UK gambling industry Warn New Tax Hike Could Devastate Industry Jobs

As Chancellor Rachel Reeves prepares to unveil her Autumn Budget, Britain’s gambling industry is sounding the alarm. The government’s plan to raise taxes on casinos and online gaming has sparked growing concern across the sector, which fears the move could cost thousands of jobs and derail long-awaited investment.


Gambling Industry Fears “Economic Shock” from Proposed Tax Rise

The Betting and Gaming Council (BGC), representing the vast majority of the UK’s regulated gambling businesses, warns that an increase in the Machine Games Duty (MGD) would have devastating effects on the already fragile land-based casino sector.

According to the BGC, even a modest rise from 20% to 25% could lead to the closure of up to 40 casinos nationwide, putting 3,500 jobs at risk — roughly one-third of the entire UK casino workforce.

Simon Thomas, chairman of the BGC Casino Committee and executive chairman of London’s Hippodrome Casino, said the move would “reverse years of recovery efforts” following the pandemic and “undermine investor confidence” at a critical time.

“Casinos have only just regained their footing after COVID and years of cost pressures. A sudden tax increase would derail investment plans, force closures, and ultimately reduce the Treasury’s own revenues,” Thomas warned.


Investment and Modernisation Under Threat

After years of lobbying, the British casino sector had welcomed long-awaited reforms allowing venues to offer sports betting and expand their gaming machine limits — measures designed to modernise and make them more competitive against online platforms.

The reforms were expected to unlock £300 million in new investment, boost employment, and rejuvenate local nightlife economies. But industry leaders now fear those gains will vanish overnight if the Treasury goes ahead with the tax hike.

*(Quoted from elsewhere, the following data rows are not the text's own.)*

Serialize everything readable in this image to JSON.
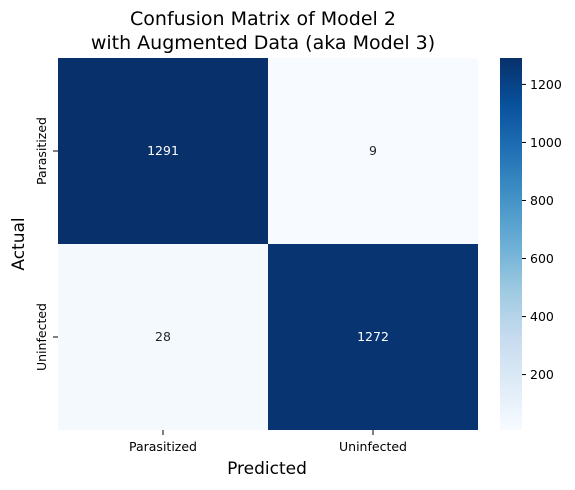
{
  "chart_data": {
    "type": "heatmap",
    "title_lines": [
      "Confusion Matrix of Model 2",
      "with Augmented Data (aka Model 3)"
    ],
    "xlabel": "Predicted",
    "ylabel": "Actual",
    "x_categories": [
      "Parasitized",
      "Uninfected"
    ],
    "y_categories": [
      "Parasitized",
      "Uninfected"
    ],
    "values": [
      [
        1291,
        9
      ],
      [
        28,
        1272
      ]
    ],
    "colormap": "Blues",
    "colorbar": {
      "min": 9,
      "max": 1291,
      "ticks": [
        200,
        400,
        600,
        800,
        1000,
        1200
      ],
      "tick_labels": [
        "200",
        "400",
        "600",
        "800",
        "1000",
        "1200"
      ]
    },
    "colors": {
      "low": "#f7fbff",
      "high": "#08306b",
      "text_on_dark": "#ffffff",
      "text_on_light": "#262626"
    }
  }
}
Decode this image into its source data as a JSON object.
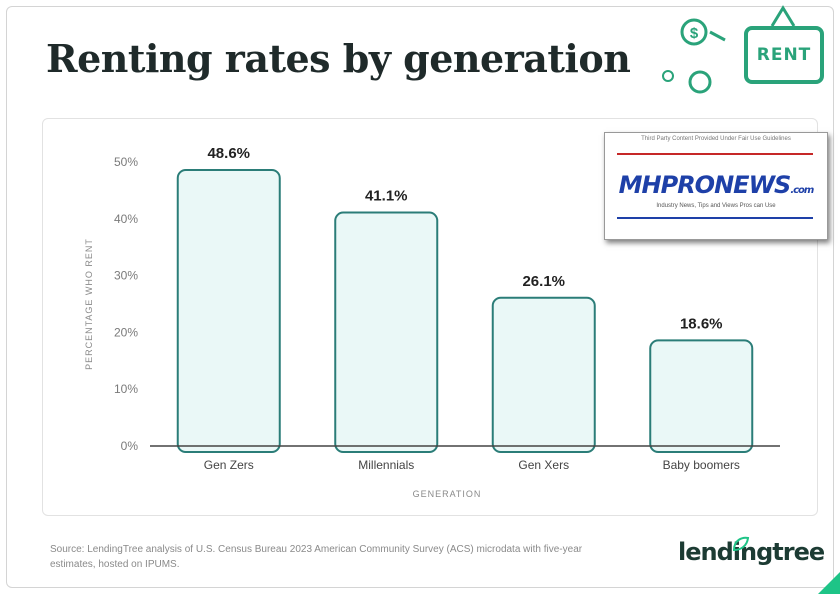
{
  "title": "Renting rates by generation",
  "rent_sign": "RENT",
  "watermark": {
    "top_text": "Third Party Content Provided Under Fair Use Guidelines",
    "logo_text": "MHPRONEWS",
    "logo_suffix": ".com",
    "tagline": "Industry News, Tips and Views Pros can Use"
  },
  "source_note": "Source: LendingTree analysis of U.S. Census Bureau 2023 American Community Survey (ACS) microdata with five-year estimates, hosted on IPUMS.",
  "brand": "lendingtree",
  "colors": {
    "bar_fill": "#eaf8f7",
    "bar_stroke": "#2b7d78",
    "accent": "#1ec487",
    "sign": "#2aa37a"
  },
  "chart_data": {
    "type": "bar",
    "categories": [
      "Gen Zers",
      "Millennials",
      "Gen Xers",
      "Baby boomers"
    ],
    "values": [
      48.6,
      41.1,
      26.1,
      18.6
    ],
    "value_labels": [
      "48.6%",
      "41.1%",
      "26.1%",
      "18.6%"
    ],
    "xlabel": "GENERATION",
    "ylabel": "PERCENTAGE WHO RENT",
    "ylim": [
      0,
      50
    ],
    "yticks": [
      0,
      10,
      20,
      30,
      40,
      50
    ],
    "ytick_labels": [
      "0%",
      "10%",
      "20%",
      "30%",
      "40%",
      "50%"
    ],
    "grid": false
  }
}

Grainne Hurst, CEO of the BGC, argues that a higher MGD would reduce rather than raise government income, as viable casinos would close, taking with them jobs, VAT contributions, and business rates.

“This industry employs 11,000 skilled professionals and contributes hundreds of millions in tax. Raising MGD won’t increase revenue — it will destroy it,” she said.

The sector’s concerns are echoed by Michael Kill, CEO of the Night Time Industries Association, who warned that a tax rise “risks undermining the transformation of casinos into modern, mixed-use entertainment destinations” — combining gaming, live shows, restaurants, and bars that sustain local economies.


A Sector Still Recovering

Despite regulatory optimism, Britain’s casino industry continues to struggle. Revenues remain 43% below pre-pandemic levels in real terms, squeezed by wage inflation, higher National Insurance contributions, and rising operational costs.

For many venues, the proposed tax increase could be the final blow. Industry figures warn that closures would not only eliminate jobs but also hurt suppliers, hospitality businesses, and tourism.

The BGC is urging the government to maintain the current tax rate, arguing that stability and predictability are key to rebuilding the sector and keeping gambling in a safe, regulated environment — not driving players to unlicensed offshore sites.


Between Public Health and Economic Reality

The Treasury Committee, which recently endorsed higher taxes on online gambling, argues that the measure would help address the social harms of problem gambling. But within the industry, there’s growing frustration that policymakers are failing to distinguish between regulated, responsible operators and the black market.

Many insiders believe the proposed reform prioritises political optics over economic evidence, punishing legal operators while leaving illegal ones untouched.

As the November 26 Budget announcement approaches, the gambling industry faces one of its most pivotal moments in decades. The question is no longer whether the government can raise more revenue — but whether it can do so without destroying the very sector that generates it.